Бакенщик сел на своем каменном ложе, едва прикрытом тощим тюремным матрасом, провёл пятерней по непослушным длинным волосам и безо всяких приветствий задал интересующий его вопрос:
– Ежели я последним желанием любовь выберу, это не запрещено?
– Да нет, и девку подберем, и комнату поприличнее выделим, – со странной смесью облегчения и разочарования произнёс Абатыч.
– Не понял ты… – покачал головой бакенщик. – Девок у меня и так было… как бакенов до устья. Про любовь я. Вот её никогда не было. Знаешь, я когда там окажусь, – он ткнул пальцем в потолок, смутился и тут же перевернул палец вниз, – в аду то есть… Она мне помогать будет.

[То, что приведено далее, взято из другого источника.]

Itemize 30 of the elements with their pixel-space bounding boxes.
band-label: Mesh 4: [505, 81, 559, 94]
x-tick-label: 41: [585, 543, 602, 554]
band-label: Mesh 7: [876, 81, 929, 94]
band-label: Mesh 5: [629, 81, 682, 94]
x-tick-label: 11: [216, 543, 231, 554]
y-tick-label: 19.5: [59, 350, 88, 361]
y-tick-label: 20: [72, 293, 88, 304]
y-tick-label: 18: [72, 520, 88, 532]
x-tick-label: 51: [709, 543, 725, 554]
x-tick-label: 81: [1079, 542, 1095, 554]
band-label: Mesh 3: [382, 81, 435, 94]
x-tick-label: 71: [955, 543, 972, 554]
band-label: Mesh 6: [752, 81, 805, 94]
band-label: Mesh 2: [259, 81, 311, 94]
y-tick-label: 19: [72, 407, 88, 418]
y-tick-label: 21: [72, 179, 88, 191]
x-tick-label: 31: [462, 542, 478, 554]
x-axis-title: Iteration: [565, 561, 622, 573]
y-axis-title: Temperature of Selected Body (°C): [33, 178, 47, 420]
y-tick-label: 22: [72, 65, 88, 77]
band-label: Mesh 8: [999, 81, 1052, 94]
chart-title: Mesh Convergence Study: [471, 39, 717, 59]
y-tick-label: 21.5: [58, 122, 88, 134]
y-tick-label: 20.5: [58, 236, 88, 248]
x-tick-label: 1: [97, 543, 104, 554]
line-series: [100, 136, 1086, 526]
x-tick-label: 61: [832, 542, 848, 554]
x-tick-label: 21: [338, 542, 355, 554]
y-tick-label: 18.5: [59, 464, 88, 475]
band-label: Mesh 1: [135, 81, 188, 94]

– Как это? – нарушая субординацию, спросил я.
– Слышал я от деда байку одну… – немного помолчав, ответил бакенщик. – Дед говорил, что в аду тыщу лет мучиться будешь, ни на минуту тебя черти не оставят. Единственное, ежели тебя кто при жизни любил сильно. Тогда черти этому каждый день удивляться будут, а ты в это время отдыхать. И чем сильнее тебя любили, тем отдых дольше. Ну это… я и подумал: к чему мне сейчас удовольствия? Полюбила бы меня перед смертью девчонка какая! Хоть на несколько секунд облегчение будет…
Мы с Абатычем удивлённо переглянулись: вот это желание так желание! И как его прикажете выполнять? Это же невозможно!